The Resurrection is a mystery, but Jesus gives some intimations foreshadowing what this mystery implies. Those who participate in it, do not die. « They can no longer die », Jesus says, for « they are the same as the angels », they are beyond the reach and dominion of death.
The martyrs who were killed for the sake of their faith in the Church of Our Lady of Salvation, are with God. Yet we cannot but feel sorrow and affliction. However, we firmly believe that these martyrs, just as the seven brothers and their mother of the Book of Maccabees, have eternal joy in heaven, in the unfathomable light of God’s infinite love. In our prayers we bring them to the presence of God, and we may be assured that they, too, pray for us, and that, being in heaven, they do so in a manner far more perfect than we can conceive of.
For this is the grat mystery of the Church : it is a community of those who live in this world, a community of sinful, imperfect women and men, who all, without exception, are destined to die ; but at the same time it is an infinitely larger communion of all men and women of good will, a communioin of all people of all times who have sought God and loved God ; and this invisible, heavenly Church, that participates in the love of the Divine Trinity, is also present in this world, it surrounds us and prays for us.
Today is a time for grief. The atrocity is a concrete and terrible act. It calls for justice. However, the day will also come when there will be a time for forgiveness. Forgiveness is not easy. But it is only through forgiveness that grief can be overcome and the interior, painful wounds can be healed.
The massacre in the Church of Our Lady of Salvation calls not only for solidarity and humanitarian aid, but above all for effective political action, above all in Irak, but also in those countries, including Norway, that are responsible for the desperate situation that Irak is in. I doubt whether any one present here in the Church of St.

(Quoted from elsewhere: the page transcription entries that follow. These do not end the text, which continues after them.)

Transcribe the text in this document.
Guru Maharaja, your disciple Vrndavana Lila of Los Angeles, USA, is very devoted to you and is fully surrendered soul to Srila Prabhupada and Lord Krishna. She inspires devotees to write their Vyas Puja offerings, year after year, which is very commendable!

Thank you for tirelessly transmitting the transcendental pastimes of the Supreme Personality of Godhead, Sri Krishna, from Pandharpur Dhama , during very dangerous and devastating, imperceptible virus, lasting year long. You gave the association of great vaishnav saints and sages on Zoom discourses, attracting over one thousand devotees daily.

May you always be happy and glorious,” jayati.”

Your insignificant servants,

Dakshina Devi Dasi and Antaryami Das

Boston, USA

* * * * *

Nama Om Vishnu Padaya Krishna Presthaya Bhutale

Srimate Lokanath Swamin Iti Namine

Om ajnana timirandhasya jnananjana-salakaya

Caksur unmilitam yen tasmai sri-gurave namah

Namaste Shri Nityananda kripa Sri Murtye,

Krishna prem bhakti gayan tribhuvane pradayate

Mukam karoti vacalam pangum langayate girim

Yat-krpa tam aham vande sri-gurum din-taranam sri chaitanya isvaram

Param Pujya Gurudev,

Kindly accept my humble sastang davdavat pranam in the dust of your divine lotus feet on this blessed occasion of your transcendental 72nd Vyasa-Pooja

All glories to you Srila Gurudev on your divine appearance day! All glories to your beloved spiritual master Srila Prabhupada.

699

Joseph tonight is able to provide a solution to the terrible situation in which the people of Irak has to endure. A solution belongs to the future, but nevertheless we who are Christians, joining our voices to that of the author of Psalm 130, are able to say, with hope and confidence in God,
« Out of the depths I cry to you, O Lord ; Lord, hear my voice !
Let your ears be attentive to my voice in supplication :
If you, O Lord, mark iniquities, Lord, who can stand ?
But with you is forgiveness, that you med be revered.
I trust in the Lord : my soul trusts in his word.
My soul waits for the Lord, more than sentinels wait for the dawn.
For with the Lord is kindness and with hi mis pleneteous redemption. »
In the name of the Father, the Son, and the Holy Spirit.